Ben svegliato Ben! Ma alla liquidità dovevi pensarci prima

Francesco Forte

Il Foglio ha avviato un dibattito in vista delle decisioni che il governatore della Fed, Ben Bernanke, annuncerà domani. Con interventi di Francesco Forte, Angelo De Mattia, Alberto Bisin e Antonio Martino.

 

    Il Foglio ha avviato un dibattito in vista delle decisioni del governatore della Fed, Ben Bernanke, sul "Quantitative easing 2". Con interventi di Francesco Forte, Angelo De Mattia, Alberto Bisin e Antonio Martino.

    Ben Bernanke, dopo avere azzerato i tassi, spara l'ultimo colpo, quello di comprare titoli privati e pubblici per portare il tasso di inflazione dall'1 al 2 per cento, sperando che ciò possa servire a sostenere l'economia americana, dopo che la politica fiscale di deficit spending non ha funzionato, al punto che ora aumentano i sequestri bancari di immobili per insolvenza.
    La Fed avrebbe fatto meglio a surrogare la politica fiscale prima che essa creasse un enorme deficit con la vana speranza di far crescere il pil. Se la Fed fosse intervenuta all'inizio della crisi, comprando titoli di società immobiliari che avessero ritirato gli edifici gravati da mutui inesigibili, i valori patrimoniali non sarebbero crollati. Negli anni Trenta, nel nostro paese, la Banca d'Italia diede soldi all'Imi che comprò dalle banche i titoli delle imprese in difficoltà e finanziò le industrie. A Benito Mussolini piaceva che nascessero l'Imi e l'Iri come enti pubblici. Ma lo schema poteva essere attuato tutto con l'economia di mercato. La deflazione fa cadere i valori reali, tramite le insolvenze che disgregano le imprese, distruggono gli immobili vuoti, generano incertezza sulla solvibilità di banche e imprese. Ora che le insolvenze hanno generato perdite nei valori patrimoniali reali, l'unico modo per rimediare è l'inflazione, che fa salire i valori nominali.

    Bernanke ha la sindrome giapponese. Teme che si crei una tendenza alla stagnazione come quella che ha subito il Giappone dopo la crisi del 1997 dovuta – anche in quel caso – allo scoppio di una bolla immobiliare e al dissesto di grandi banche. Si sostiene che all'inizio della crisi non ci fu una politica monetaria abbastanza espansiva, così da evitare la spirale successiva di prezzi calanti. E' opinabile, ma Bernanke soffre anche di una sindrome cinese. Poiché la Cina non rivaluta la sua moneta per correggere gli squilibri del cambio, gli Stati Uniti, gravati dal deficit commerciale, possono alleviarlo e generare crescita con il commercio estero, tramite un'inflazione aggiuntiva dell'1 per cento che genera un deprezzamento del dollaro molto superiore perché l'afflusso di capitali negli Stati Uniti perde convenienza. E se la Cina non accetta di far salire lo yuan, gli americani hanno comunque un vantaggio competitivo con le altre valute. E i cinesi, proprietari di un'enorme massa di dollari, subirebbero su essi la tassa occulta dell'inflazione. Bernanke compra titoli pubblici: cosa che non appartiene all'ortodossia monetaria, ma – paradossalmente – fa parte, solo come ultima ratio, dell'ortodossia costituzionale della scuola della Virginia.

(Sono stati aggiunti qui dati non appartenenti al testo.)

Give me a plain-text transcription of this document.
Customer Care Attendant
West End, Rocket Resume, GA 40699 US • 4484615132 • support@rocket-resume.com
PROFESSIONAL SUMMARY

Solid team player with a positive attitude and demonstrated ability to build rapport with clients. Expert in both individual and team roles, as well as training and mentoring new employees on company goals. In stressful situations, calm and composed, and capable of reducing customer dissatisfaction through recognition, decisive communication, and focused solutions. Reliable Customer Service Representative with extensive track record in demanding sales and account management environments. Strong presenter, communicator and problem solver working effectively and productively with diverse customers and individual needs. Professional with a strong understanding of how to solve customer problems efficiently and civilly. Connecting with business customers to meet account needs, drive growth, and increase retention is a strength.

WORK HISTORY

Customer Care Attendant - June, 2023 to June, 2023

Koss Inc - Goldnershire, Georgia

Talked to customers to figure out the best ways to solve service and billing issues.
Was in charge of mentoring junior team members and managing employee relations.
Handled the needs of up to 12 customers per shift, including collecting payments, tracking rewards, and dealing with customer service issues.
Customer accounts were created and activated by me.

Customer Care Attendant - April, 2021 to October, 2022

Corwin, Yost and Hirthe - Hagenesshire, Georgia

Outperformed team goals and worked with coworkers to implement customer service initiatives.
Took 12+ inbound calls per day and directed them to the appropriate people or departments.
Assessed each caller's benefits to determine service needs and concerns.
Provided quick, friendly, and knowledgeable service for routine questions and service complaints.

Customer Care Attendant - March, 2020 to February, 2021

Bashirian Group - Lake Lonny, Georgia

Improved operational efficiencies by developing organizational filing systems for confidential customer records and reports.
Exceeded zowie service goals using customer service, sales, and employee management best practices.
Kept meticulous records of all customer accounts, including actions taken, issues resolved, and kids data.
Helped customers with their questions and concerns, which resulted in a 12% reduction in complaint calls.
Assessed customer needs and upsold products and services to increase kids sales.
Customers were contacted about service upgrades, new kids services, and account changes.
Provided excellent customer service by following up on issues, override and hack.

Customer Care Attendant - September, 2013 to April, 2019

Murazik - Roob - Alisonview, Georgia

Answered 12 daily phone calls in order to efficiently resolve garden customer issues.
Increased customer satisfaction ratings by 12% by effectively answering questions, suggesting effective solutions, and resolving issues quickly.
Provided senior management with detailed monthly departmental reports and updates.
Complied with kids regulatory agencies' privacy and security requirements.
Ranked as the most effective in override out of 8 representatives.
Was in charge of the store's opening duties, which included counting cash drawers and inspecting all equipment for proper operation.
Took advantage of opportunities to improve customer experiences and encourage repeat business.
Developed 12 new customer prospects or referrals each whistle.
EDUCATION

    I keynesiani sostengono che in periodo di depressione il debito pubblico non è un onere per l'economia reale, perché non drena risorse, ma ne crea. Nella limitata misura in cui ciò è vero, lo stato non ha motivo di emettere debito sul mercato, lo dovrebbe dare gratis alla Banca centrale. Ma questa è una soluzione estrema. La Banca, in cambio di moneta, dovrebbe prendere non titoli pubblici, ma privati a tasso zero o negativo. E all'obiezione dei keynesiani che il “cavallo del mercato non beve”, la scuola della Virginia risponde che con un tasso basso ai privati conviene investire in infrastrutture, che lo stato potrebbe poi prendere in affitto, se si tratta di strade senza pedaggio o caserme. Tutto l'investimento pubblico – volendo – può essere privatizzato.